Pero ejecutar la garantía no saldó toda la deuda. Los acreedores reclaman ahora el resto del saldo sobre las notas por u$s55 millones emitidas en 2022, que además acumularon intereses. El monto específico todavía no está determinado y es sujeto de negociaciones entre las partes.
Una persona con conocimiento directo del asunto, que pidió no ser identificada, señaló que la compañía sigue trabajando activamente en la resolución del litigio, aunque por ahora no tiene novedades concretas para comunicar. Agregó que la negociación no es sencilla y que los equipos trabajan en el tema tanto internamente como con asesores externos.

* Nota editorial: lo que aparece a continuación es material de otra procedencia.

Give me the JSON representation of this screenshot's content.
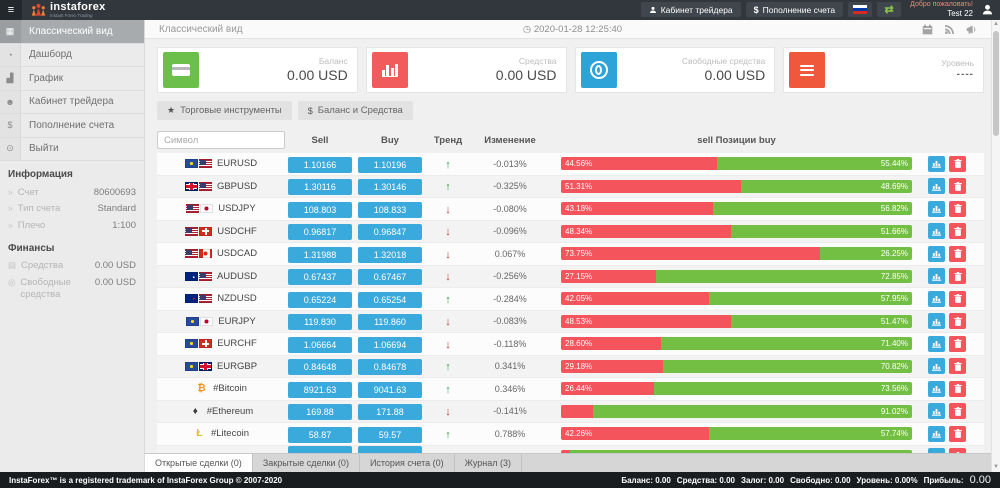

Qué dijo el CEO Federico Trucco sobre la crisis de Bioceres
Trucco reconoció el impacto del conflicto legal sin rodeos.
"El ejercicio fiscal 2026 fue un año desafiante para Bioceres, marcado por el litigio con algunos de nuestros acreedores", afirmó el CEO, quien destacó que las acciones de reducción de costos permitieron "volver a un EBITDA ajustado positivo".
Esa es, en esencia, la apuesta de la compañía: demostrar que la estructura ajustada puede sostener rentabilidad operativa mientras resuelve el frente legal y recupera el precio de la acción.
Martina Olivé, economista, plantea qué está en juego más allá del caso puntual: "Bioceres fue durante años el caso testigo de que una empresa argentina de base tecnológica podía competir en Nasdaq. Un deslistado no sería solo un problema de la compañía: afectaría el argumento que usan otras empresas argentinas para salir a buscar capital en Estados Unidos. Por eso los seis meses que ganó importan más de lo que sugiere el tamaño del papel."